🤖 AI Summary
This work addresses the calibration bias in tool-augmented agents during multi-turn tasks, where agents exhibit overconfidence when using noisy evidence-providing tools (e.g., web search) but better calibration with verification-oriented tools (e.g., code interpreters). The study is the first to reveal this dichotomy between tool types and confidence calibration. To mitigate this issue, the authors propose a reinforcement learning fine-tuning framework that jointly optimizes task accuracy and calibration, alongside a novel evaluation benchmark supporting multi-reward calibration assessment. Experimental results demonstrate that the proposed approach significantly improves calibration performance and exhibits strong generalization across environments (e.g., local to web-based settings) and domains (e.g., mathematical reasoning).
📝 Abstract
Autonomous agents based on large language models (LLMs) are rapidly evolving to handle multi-turn tasks, but ensuring their trustworthiness remains a critical challenge.
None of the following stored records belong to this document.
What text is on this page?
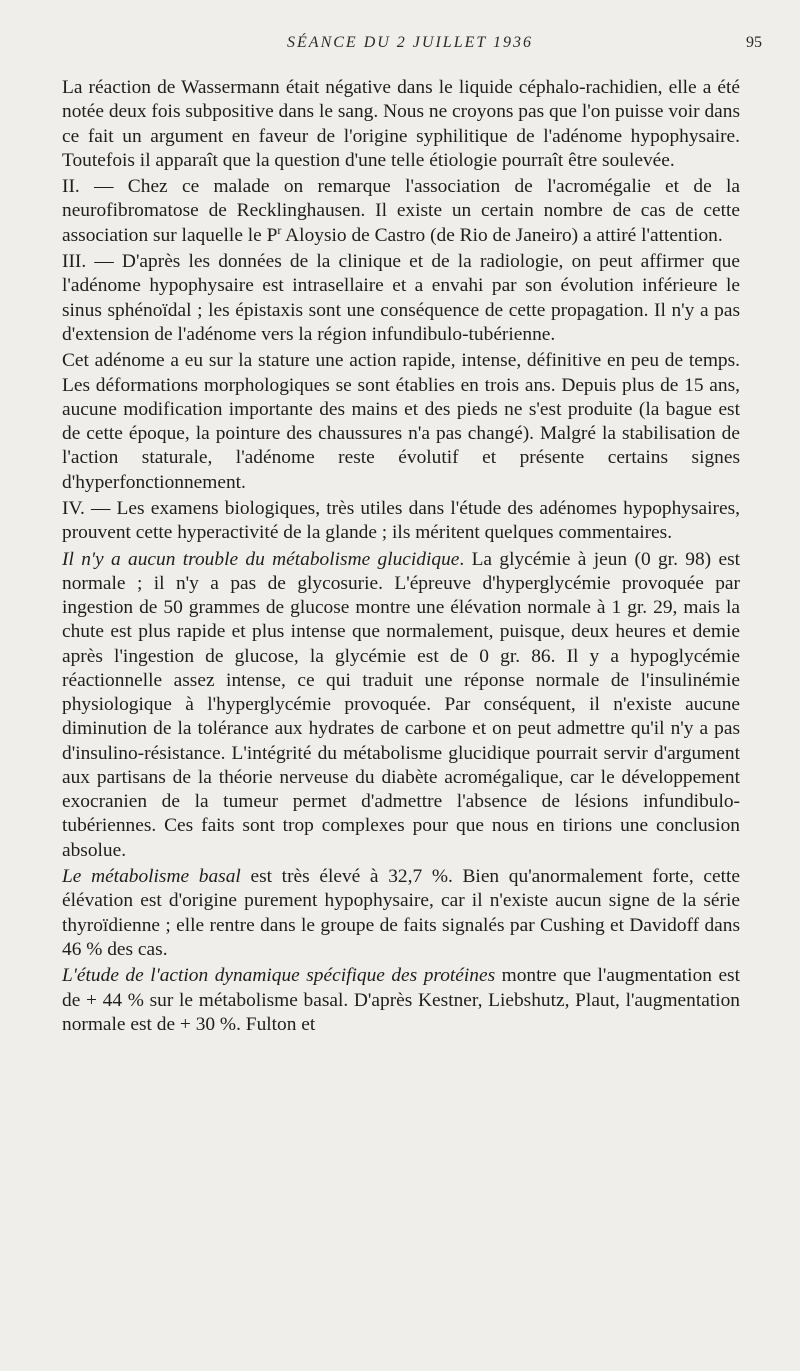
SÉANCE DU 2 JUILLET 1936	95

La réaction de Wassermann était négative dans le liquide céphalo-rachidien, elle a été notée deux fois subpositive dans le sang. Nous ne croyons pas que l'on puisse voir dans ce fait un argument en faveur de l'origine syphilitique de l'adénome hypophysaire. Toutefois il apparaît que la question d'une telle étiologie pourraît être soulevée.

II. — Chez ce malade on remarque l'association de l'acromégalie et de la neurofibromatose de Recklinghausen. Il existe un certain nombre de cas de cette association sur laquelle le $P^r$ Aloysio de Castro (de Rio de Janeiro) a attiré l'attention.

III. — D'après les données de la clinique et de la radiologie, on peut affirmer que l'adénome hypophysaire est intrasellaire et a envahi par son évolution inférieure le sinus sphénoïdal ; les épistaxis sont une conséquence de cette propagation. Il n'y a pas d'extension de l'adénome vers la région infundibulo-tubérienne.

Cet adénome a eu sur la stature une action rapide, intense, définitive en peu de temps. Les déformations morphologiques se sont établies en trois ans. Depuis plus de 15 ans, aucune modification importante des mains et des pieds ne s'est produite (la bague est de cette époque, la pointure des chaussures n'a pas changé). Malgré la stabilisation de l'action staturale, l'adénome reste évolutif et présente certains signes d'hyperfonctionnement.

IV. — Les examens biologiques, très utiles dans l'étude des adénomes hypophysaires, prouvent cette hyperactivité de la glande ; ils méritent quelques commentaires.

Il n'y a aucun trouble du métabolisme glucidique. La glycémie à jeun (0 gr. 98) est normale ; il n'y a pas de glycosurie. L'épreuve d'hyperglycémie provoquée par ingestion de 50 grammes de glucose montre une élévation normale à 1 gr. 29, mais la chute est plus rapide et plus intense que normalement, puisque, deux heures et demie après l'ingestion de glucose, la glycémie est de 0 gr. 86. Il y a hypoglycémie réactionnelle assez intense, ce qui traduit une réponse normale de l'insulinémie physiologique à l'hyperglycémie provoquée. Par conséquent, il n'existe aucune diminution de la tolérance aux hydrates de carbone et on peut admettre qu'il n'y a pas d'insulino-résistance. L'intégrité du métabolisme glucidique pourrait servir d'argument aux partisans de la théorie nerveuse du diabète acromégalique, car le développement exocranien de la tumeur permet d'admettre l'absence de lésions infundibulo-tubériennes. Ces faits sont trop complexes pour que nous en tirions une conclusion absolue.

Le métabolisme basal est très élevé à 32,7 %. Bien qu'anormalement forte, cette élévation est d'origine purement hypophysaire, car il n'existe aucun signe de la série thyroïdienne ; elle rentre dans le groupe de faits signalés par Cushing et Davidoff dans 46 % des cas.

L'étude de l'action dynamique spécifique des protéines montre que l'augmentation est de + 44 % sur le métabolisme basal. D'après Kestner, Liebshutz, Plaut, l'augmentation normale est de + 30 %. Fulton et
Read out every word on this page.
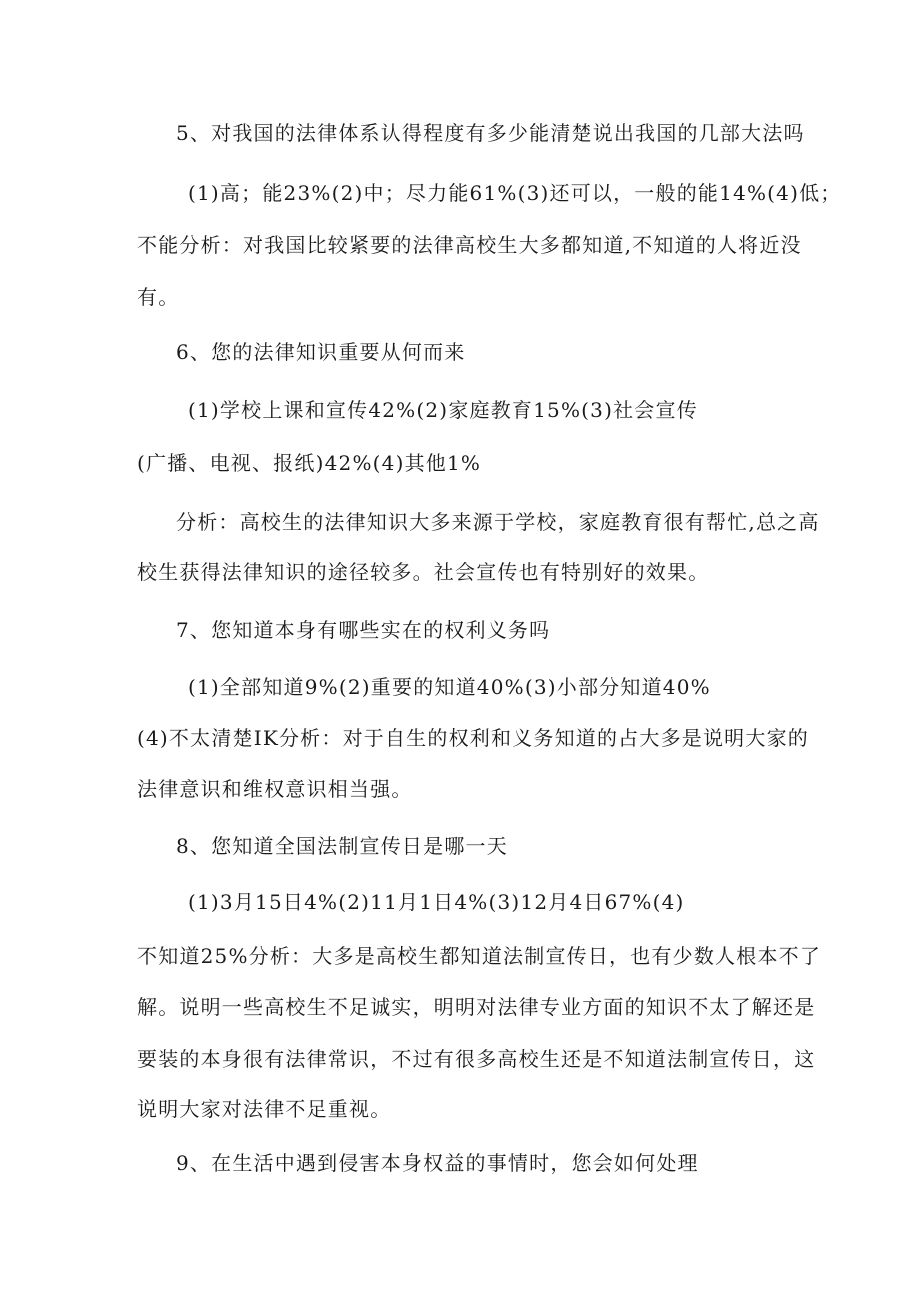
5、对我国的法律体系认得程度有多少能清楚说出我国的几部大法吗
(1)高；能23%(2)中；尽力能61%(3)还可以，一般的能14%(4)低；
不能分析：对我国比较紧要的法律高校生大多都知道,不知道的人将近没
有。
6、您的法律知识重要从何而来
(1)学校上课和宣传42%(2)家庭教育15%(3)社会宣传
(广播、电视、报纸)42%(4)其他1%
分析：高校生的法律知识大多来源于学校，家庭教育很有帮忙,总之高
校生获得法律知识的途径较多。社会宣传也有特别好的效果。
7、您知道本身有哪些实在的权利义务吗
(1)全部知道9%(2)重要的知道40%(3)小部分知道40%
(4)不太清楚IK分析：对于自生的权利和义务知道的占大多是说明大家的
法律意识和维权意识相当强。
8、您知道全国法制宣传日是哪一天
(1)3月15日4%(2)11月1日4%(3)12月4日67%(4)
不知道25%分析：大多是高校生都知道法制宣传日，也有少数人根本不了
解。说明一些高校生不足诚实，明明对法律专业方面的知识不太了解还是
要装的本身很有法律常识，不过有很多高校生还是不知道法制宣传日，这
说明大家对法律不足重视。
9、在生活中遇到侵害本身权益的事情时，您会如何处理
A fundamental pillar of this trustworthiness is calibration, which refers to an agent's ability to express confidence that reliably reflects its actual performance. While calibration is well-established for static models, its dynamics in tool-integrated agentic workflows remain underexplored. In this work, we systematically investigate verbalized calibration in tool-use agents, revealing a fundamental confidence dichotomy driven by tool type. Specifically, our pilot study identifies that evidence tools (e.g., web search) systematically induce severe overconfidence due to inherent noise in retrieved information, while verification tools (e.g., code interpreters) can ground reasoning through deterministic feedback and mitigate miscalibration. To robustly improve calibration across tool types, we propose a reinforcement learning (RL) fine-tuning framework that jointly optimizes task accuracy and calibration, supported by a holistic benchmark of reward designs. We demonstrate that our trained agents not only achieve superior calibration but also exhibit robust generalization from local training environments to noisy web settings and to distinct domains such as mathematical reasoning. Our results highlight the necessity of domain-specific calibration strategies for tool-use agents. More broadly, this work establishes a foundation for building self-aware agents that can reliably communicate uncertainty in high-stakes, real-world deployments.